A spray cleaner and degreaser like Birchwood Casey Gun Scrubber can be used to clean the trigger pack if you are not the adventurous type.  Be aware, further disassembly of the trigger group will require  driving out several retaining pins and  the careful notation of assembly order.  This can be tricky so if you do not have a photographic memory it is probably best left to Gun Scrubber.  As mentioned earlier, most of the parts within this group are not interchangeable with H&K weapons on a part by part basis for both physical and legal ones.
The forearm is removed by simply unscrewing the screw located opposite the front  sling eyelet and pulling down on the forward portion of the forearm. My rifle required a little bit of prying with a non-marring tool since the retaining "clip" seemed to still have a pretty good hold on the barrel. The cleaning module or capsule may be removed by using punches or bullet tips to simultaneously press in on opposing spring loaded detents which are accessed on the front sight assemble around the upper portion.

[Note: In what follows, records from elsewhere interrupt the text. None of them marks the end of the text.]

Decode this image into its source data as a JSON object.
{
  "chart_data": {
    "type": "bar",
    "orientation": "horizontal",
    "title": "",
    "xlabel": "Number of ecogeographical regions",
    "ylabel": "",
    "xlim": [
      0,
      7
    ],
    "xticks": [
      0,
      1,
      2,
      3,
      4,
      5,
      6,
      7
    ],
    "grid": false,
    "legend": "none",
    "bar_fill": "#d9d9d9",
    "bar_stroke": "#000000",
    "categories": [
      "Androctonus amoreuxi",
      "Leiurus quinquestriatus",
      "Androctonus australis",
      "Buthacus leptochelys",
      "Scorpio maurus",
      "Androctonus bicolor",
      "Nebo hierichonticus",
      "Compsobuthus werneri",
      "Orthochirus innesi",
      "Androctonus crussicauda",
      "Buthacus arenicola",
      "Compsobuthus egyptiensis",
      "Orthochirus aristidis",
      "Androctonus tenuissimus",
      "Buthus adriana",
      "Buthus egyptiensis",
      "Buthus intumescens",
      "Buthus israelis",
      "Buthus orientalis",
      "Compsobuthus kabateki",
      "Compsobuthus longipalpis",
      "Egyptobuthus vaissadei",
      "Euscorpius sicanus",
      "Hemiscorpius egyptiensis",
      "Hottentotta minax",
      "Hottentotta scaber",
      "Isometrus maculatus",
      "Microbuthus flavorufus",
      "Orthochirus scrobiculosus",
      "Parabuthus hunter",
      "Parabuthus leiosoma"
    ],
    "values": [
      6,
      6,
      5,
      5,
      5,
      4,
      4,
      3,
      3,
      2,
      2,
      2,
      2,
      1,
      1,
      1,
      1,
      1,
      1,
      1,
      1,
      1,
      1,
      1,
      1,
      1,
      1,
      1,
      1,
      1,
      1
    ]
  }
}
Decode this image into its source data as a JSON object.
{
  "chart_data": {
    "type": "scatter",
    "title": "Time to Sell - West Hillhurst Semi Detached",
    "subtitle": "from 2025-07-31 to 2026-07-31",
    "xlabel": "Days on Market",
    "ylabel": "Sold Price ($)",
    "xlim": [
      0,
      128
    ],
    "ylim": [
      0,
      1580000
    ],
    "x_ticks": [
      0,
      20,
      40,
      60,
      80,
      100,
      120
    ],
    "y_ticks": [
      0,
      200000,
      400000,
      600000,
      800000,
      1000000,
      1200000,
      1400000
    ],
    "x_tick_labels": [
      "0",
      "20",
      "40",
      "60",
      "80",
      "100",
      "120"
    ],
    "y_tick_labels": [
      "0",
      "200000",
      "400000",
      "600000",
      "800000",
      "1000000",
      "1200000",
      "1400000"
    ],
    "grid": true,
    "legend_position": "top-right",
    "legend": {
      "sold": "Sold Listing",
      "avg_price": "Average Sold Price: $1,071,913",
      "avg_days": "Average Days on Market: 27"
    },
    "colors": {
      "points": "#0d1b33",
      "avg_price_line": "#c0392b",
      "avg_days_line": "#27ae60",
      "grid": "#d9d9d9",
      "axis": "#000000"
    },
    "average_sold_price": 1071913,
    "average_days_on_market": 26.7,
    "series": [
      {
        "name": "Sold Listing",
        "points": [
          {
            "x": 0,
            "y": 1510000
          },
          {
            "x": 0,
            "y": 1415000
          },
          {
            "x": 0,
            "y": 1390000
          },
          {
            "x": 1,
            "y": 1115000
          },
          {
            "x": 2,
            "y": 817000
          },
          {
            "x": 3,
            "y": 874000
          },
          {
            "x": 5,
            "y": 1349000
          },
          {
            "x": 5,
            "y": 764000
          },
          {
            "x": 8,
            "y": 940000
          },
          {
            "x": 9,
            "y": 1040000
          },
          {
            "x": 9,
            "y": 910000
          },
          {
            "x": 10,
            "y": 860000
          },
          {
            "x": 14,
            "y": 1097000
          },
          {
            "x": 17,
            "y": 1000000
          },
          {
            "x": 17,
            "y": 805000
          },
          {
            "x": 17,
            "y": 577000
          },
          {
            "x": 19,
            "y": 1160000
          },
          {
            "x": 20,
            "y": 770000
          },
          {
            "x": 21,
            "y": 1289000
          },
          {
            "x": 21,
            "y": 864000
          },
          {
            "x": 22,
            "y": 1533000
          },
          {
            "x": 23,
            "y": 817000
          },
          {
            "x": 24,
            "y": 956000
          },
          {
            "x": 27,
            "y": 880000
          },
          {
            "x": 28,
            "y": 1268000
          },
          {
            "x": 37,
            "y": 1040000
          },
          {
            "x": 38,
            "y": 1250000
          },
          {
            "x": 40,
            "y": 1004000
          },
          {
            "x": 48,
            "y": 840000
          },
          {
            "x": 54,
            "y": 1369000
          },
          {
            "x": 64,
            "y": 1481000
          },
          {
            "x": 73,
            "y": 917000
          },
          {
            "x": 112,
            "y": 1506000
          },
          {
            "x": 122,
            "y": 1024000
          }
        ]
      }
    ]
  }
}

The bolt head and subsequent parts associated with this assembly disassemble exactly like an HK firearm.   This is another area which can be difficult.  The bolt head must rotate counter clockwise about 90 degrees to disengage  from the bolt carrier.  It then can be pulled forward out of the bolt carrier. The firing pin and firing pin spring will be free to be removed from the bolt carrier after the bolt head is removed. The difficult part is getting it back in place and rotating it back under the pressure of the bolt head locking lever. With  hands that are covered solvents and lubricants at this point is reassembly, an old T-shirt comes in handy to give  some gripping leverage.  The bolt carrier itself requires no more disassembly.
Assembly is in reverse order and I found only one surprise except for one. The fit of the trigger housing and the buttstock parts onto the American made receiver are very snug. It took a rubber mallet to bring these parts to the point where I could drive the stock retaining pins back into their respective holes. But each assembly and disassembly seems to get easier.

For a fraction of what an HK rifle would cost  now, I am more than happy with this purchase. The rifle is capable of some outstanding accuracy, as can be seen from the 100 yard group barely the size of a quarter, except for the first round flyer. If there is ever an industrious American out there willing to address the trigger quality shortcoming, I am sure this rifle could compete very favorably with the more expensive HK 91.